The issue was first raised on Bermuda when Anna Maria Outerbridge convinced her father to raise it in the parliament in 1895 and again in 1896: the bill passed the House of Assembly but was voted down in the Upper House.

The organized women's suffrage campaign on Bermuda started in 1918 with a public speech by Gladys Misick Morrell, who had returned to Bermuda after having participated in the women's suffrage campaign in Britain, which had finally succeeded in that year. Women's suffrage was introduced in Britain in 1918, but the reform was not introduced in the British colony of Bermuda since it had a separate Parliament.

In March 1923, Morrell invited the British suffragette Mabel Ramsey to hold a public speech in Mechanics Hall in Hamilton. The meeting finished with the decision to found an organization to conduct an organized suffrage campaign in Bermuda.

Bermuda Woman's Suffrage Society was founded in 1923 with Rose Gosling as president and Gladys Misick Morrell as secretary, and had its first meeting in April that year. Among its members were Henrietta Tucker and Mrs. J.P. Hand, also known as the co-founders of the Bermuda Welfare Society.

==Campaign==

In 1925 Emmeline Pankhurst made a tour to Bermuda, and public speeches and debate was held culminating in a reform petition being introduced to Parliament by Stanley Spurling. Two more petitions were delivered via Spurling in 1928 and 1929.

In 1928 Gladys Misick Morrell tried to register as a voter in Sandys Parish Vestry since the Parish Vestries Act was phrased gender neutrally. As a response, Supreme Court. Attorney General Col. Thomas Dill rewrote the law to specify the voter as a male.

In 1930 the Bermuda Woman's Suffrage Society petitioned the British Government and asked for a Commission, pointing out that of a population of 30,884, only 1,377 people could vote.

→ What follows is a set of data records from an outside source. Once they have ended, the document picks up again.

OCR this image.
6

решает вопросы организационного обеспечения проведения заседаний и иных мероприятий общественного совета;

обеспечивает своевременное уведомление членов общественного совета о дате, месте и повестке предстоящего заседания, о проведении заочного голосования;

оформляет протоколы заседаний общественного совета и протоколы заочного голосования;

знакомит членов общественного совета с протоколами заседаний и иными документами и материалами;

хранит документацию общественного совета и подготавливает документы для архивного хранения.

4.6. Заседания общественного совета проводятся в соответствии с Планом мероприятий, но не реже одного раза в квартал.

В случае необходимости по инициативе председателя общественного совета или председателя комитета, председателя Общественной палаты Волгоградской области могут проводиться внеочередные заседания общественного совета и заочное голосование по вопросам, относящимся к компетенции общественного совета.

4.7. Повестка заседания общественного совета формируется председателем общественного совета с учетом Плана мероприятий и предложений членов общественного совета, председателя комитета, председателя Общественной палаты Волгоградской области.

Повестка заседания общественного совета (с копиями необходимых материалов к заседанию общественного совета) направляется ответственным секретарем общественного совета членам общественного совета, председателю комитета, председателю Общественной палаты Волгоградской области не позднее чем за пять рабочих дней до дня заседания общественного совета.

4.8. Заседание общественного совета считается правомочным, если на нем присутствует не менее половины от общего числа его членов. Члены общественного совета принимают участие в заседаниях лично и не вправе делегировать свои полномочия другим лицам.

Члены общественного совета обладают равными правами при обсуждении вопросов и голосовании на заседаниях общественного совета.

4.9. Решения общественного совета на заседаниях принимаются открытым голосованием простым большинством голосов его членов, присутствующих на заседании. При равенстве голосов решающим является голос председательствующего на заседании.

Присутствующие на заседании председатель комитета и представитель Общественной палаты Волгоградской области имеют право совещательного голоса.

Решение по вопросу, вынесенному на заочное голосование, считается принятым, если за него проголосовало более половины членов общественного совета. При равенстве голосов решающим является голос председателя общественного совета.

In 1931, Morrell met with Sidney Webb, Lord Passfield, Secretary of State for the Colonies, in London. The British Government encouraged Bermuda to consider the reform. Several Bermudan suffragists, such as Henrietta Tucker and May Hutchings, refused to pay taxes without representation.

On 18 December 1931 a public demonstration was held outside of Mangrove Bay Police Station in Somerset where the suffragettes advocated for an abolition of the property based suffrage by performing a theater play about an auction, a demonstration that attracted attention also internationally. This form of demonstration was held several times during the 1930s. Several celebrities, such as Hervey Allen, Dudley Field Malone and Nancy Astor, attended and spoke at the suffrage meetings.

In 1942 the organization was accused of only including white upper class women. As a response they focused on gaining members among the colored population, and elected the colored Alice Scott to the BWSS management committee.

==Victory==

On 21 April 1944, the reform was finally passed by the Bermudan parliament after a three hour debate, and became law on 15 May 1944. The Conservative Sir Henry Tucker finally gave his support with the argument that women had contributed greatly to the war work, and Eustace Cann of the Party for Colored changed the former conviction of the colored fraction that women's suffrage would be an obstacle to introduce full suffrage for colored men.

Gladys Misick Morrell became the first woman elected to a local council in 1946, and Hilda Aitken and Edna Watson the first women MP's in 1948.